If you were in a benefits-eligible position with the A&M System on Aug. 31, 2003, you are eligible for A&M System benefits and the employer insurance contribution as a retiree if your ORP service credit includes at least three years with the A&M System, your last state employer was the A&M System, you have an intact ORP account, and you meet one of the following age and service requirements:

  • age 55 or older and at least five years of ORP service credit,
  • age plus years of ORP service credit equals at least 80 and at least five years of ORP service credit, or
  • any age and at least 30 years of ORP service credit.

If you were hired into an A&M System benefits-eligible position after Aug. 31, 2003, you are eligible for A&M System benefits and the employer insurance contribution as a retiree if your ORP service credit includes at least 10 years of A&M System service, your last state employer was the A&M System, you have an intact ORP account, and you meet one of the following age and service requirements:

  • age 65 or older and at least 10 years of ORP service credit; or
  • age plus years of ORP service credit equals at least 80 and you have at least 10 years of ORP service credit.

An intact ORP account is a 403(b) account containing funds that can be tied to your Texas ORP account.
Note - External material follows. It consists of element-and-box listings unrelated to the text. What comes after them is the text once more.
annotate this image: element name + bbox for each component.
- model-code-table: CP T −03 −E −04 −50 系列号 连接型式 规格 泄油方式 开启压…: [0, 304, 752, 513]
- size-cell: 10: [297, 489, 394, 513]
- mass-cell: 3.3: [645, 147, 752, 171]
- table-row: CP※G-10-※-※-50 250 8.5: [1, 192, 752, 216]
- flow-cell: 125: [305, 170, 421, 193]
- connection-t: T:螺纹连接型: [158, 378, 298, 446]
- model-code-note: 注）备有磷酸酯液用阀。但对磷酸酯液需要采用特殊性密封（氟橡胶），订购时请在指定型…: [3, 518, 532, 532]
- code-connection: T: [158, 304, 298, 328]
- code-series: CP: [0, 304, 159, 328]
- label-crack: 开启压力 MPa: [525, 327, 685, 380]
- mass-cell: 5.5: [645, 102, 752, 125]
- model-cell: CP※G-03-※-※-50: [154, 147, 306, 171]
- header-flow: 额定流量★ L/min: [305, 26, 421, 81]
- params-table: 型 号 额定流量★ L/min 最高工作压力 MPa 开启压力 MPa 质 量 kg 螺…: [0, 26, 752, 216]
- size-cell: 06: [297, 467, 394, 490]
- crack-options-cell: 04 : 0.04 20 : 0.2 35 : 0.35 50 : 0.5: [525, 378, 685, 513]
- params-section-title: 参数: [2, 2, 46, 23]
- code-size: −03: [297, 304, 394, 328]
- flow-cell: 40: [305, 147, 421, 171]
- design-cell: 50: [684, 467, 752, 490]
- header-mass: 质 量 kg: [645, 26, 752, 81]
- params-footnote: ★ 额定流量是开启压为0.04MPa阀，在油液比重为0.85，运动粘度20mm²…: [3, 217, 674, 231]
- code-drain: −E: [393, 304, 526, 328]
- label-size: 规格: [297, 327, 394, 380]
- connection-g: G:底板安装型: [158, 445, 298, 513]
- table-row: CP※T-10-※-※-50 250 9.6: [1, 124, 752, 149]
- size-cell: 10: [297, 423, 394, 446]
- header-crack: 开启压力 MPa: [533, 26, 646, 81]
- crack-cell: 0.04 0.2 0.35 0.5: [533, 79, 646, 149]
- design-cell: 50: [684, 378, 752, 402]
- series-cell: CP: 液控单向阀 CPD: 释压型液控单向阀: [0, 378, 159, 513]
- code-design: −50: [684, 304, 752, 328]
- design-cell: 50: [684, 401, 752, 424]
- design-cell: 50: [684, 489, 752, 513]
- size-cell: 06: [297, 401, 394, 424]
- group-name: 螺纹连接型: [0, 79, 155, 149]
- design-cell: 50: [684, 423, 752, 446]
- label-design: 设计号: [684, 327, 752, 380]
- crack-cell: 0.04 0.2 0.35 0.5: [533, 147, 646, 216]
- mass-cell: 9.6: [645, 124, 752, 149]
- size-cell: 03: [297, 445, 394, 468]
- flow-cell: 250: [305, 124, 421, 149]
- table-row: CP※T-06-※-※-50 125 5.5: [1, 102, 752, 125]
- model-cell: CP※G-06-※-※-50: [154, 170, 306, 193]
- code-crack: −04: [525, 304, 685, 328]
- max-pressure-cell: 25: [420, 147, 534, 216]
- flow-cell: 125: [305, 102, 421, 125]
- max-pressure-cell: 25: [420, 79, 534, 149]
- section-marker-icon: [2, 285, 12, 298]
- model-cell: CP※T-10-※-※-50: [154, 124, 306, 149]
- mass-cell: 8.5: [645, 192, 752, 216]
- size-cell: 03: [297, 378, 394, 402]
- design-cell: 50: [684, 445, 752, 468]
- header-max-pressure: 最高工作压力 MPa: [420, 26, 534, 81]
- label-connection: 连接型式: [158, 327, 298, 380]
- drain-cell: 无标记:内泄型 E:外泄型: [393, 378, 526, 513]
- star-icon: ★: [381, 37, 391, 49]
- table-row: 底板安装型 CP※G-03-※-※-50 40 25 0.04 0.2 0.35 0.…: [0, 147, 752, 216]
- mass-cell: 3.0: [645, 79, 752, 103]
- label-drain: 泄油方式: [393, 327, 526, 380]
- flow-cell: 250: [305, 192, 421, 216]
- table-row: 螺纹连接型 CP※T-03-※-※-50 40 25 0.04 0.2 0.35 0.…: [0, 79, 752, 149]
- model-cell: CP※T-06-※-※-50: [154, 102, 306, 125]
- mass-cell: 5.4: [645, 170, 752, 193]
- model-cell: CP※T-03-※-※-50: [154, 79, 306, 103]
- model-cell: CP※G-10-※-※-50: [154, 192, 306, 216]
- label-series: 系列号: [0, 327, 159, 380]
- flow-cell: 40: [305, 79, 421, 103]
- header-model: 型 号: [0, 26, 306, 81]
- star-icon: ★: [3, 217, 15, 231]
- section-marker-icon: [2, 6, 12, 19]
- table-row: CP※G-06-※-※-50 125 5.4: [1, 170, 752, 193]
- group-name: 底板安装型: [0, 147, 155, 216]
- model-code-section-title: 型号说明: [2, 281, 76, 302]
The 403(b) account must meet the vendor’s minimum balance requirement. An IRA is not a 403(b) account and does not meet the intact account requirement.

Service credit used for determining ORP retirement eligibility is calculated the same way service credit is calculated for the Teacher Retirement System (TRS), which is different from the way service credit is calculated for vacation and longevity pay. You earn a year of retirement service credit when you work at least 50% time for at least four and a half months during a fiscal year in a TRS- or ORP-eligible position.

For example, if you began working in an ORP-eligible position in January 2006, you received a full year of service credit for the 2006 fiscal year. If you had begun work in July 2006, you would not have earned any service credit for the 2006 fiscal year.